(729c) Enzyme-Cleavable Peptide Amphiphiles Enhance Intracellular Delivery

Authors: 
Acar, H., University of Chicago
Tirrell, M. V., University of Chicago
LaBelle, J. L., University of Chicago
Donahue, N., The University of Chicago
Therapeutic peptides are one of the most promising tools to manipulate intracellular protein-protein interactions because of their high selectivity and biocompability. Although our peptide amphiphile (PA) technology that combines a peptide with a hydrophobic tail efficiently delivers peptide payloads into cells, obstacles remain for viable clinical translation. For example, PAs frequently accumulate within endosomal compartments thus limiting the ability of delivered peptides to target proteins within the cytosol, thereby lowering their therapeutic potency. Furthermore, the intracellular trafficking and ultimate fates of the hydrophobic tails and peptides are largely unknown.

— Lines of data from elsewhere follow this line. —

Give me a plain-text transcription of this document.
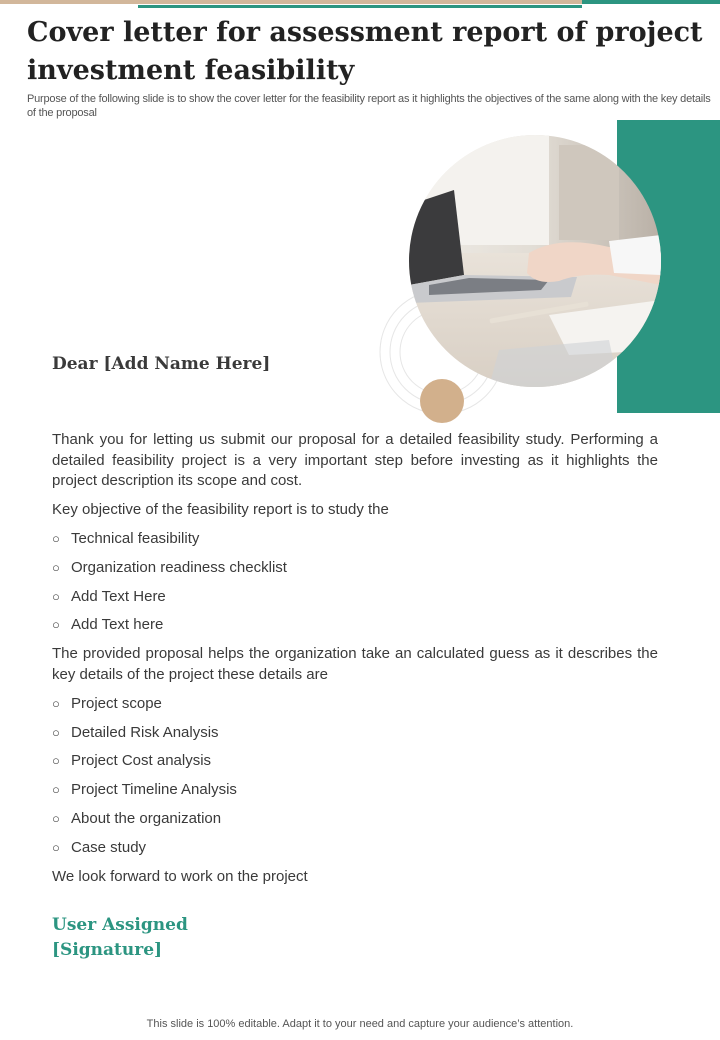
Cover letter for assessment report of project investment feasibility

Purpose of the following slide is to show the cover letter for the feasibility report as it highlights the objectives of the same along with the key details of the proposal

Dear [Add Name Here]

Thank you for letting us submit our proposal for a detailed feasibility study. Performing a detailed feasibility project is a very important step before investing as it highlights the project description its scope and cost.

Key objective of the feasibility report is to study the

○ Technical feasibility

○ Organization readiness checklist

○ Add Text Here

○ Add Text here

The provided proposal helps the organization take an calculated guess as it describes the key details of the project these details are

○ Project scope

○ Detailed Risk Analysis

○ Project Cost analysis

○ Project Timeline Analysis

○ About the organization

○ Case study

We look forward to work on the project

User Assigned
[Signature]

This slide is 100% editable. Adapt it to your need and capture your audience’s attention.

To address these questions, we have designed enzyme-cleavable PAs to enhance the intracellular delivery of the therapeutic peptides. The aim of this study is to prevent the endosomal sequestration of peptide cargoes using a PA design that includes an endosomal cleavable linker between the hydrophobic tail and a p53(14-29) peptide known to dissociate p53 from MDM2/MDMX. The PAs internalize through endocytosis, where they are later cleaved from their hydrophobic tail via cathepsin B. Combining fluorescence labeling of the therapeutic and the hydrophobic tail enabled the detection of intracellular trafficking in real time, allowing elucidation of co-localization behaviors using confocal microscopy. Fluorescence resonance energy transfer (FRET) analysis was used for the first time to follow enzymatic cleavage of PAs within the cell. We find that over time, the cleaved p53(14-29) peptide accumulates intracellularly while the lipid carrier is recycled outside of the cell within extracellular vesicles. Conversely, PAs without cleavable groups do not accumulate within the cell and are quickly moved through the cell and into similar extracellular vesicles.

Our novel PA design allows for increased intracellular delivery of biological peptides and elucidates how peptide and lipid carriers are recycled following delivery. These results shed light on methods to overcome limited biological effects using traditional non-cleavable PAs allowing for enhanced clinical translation.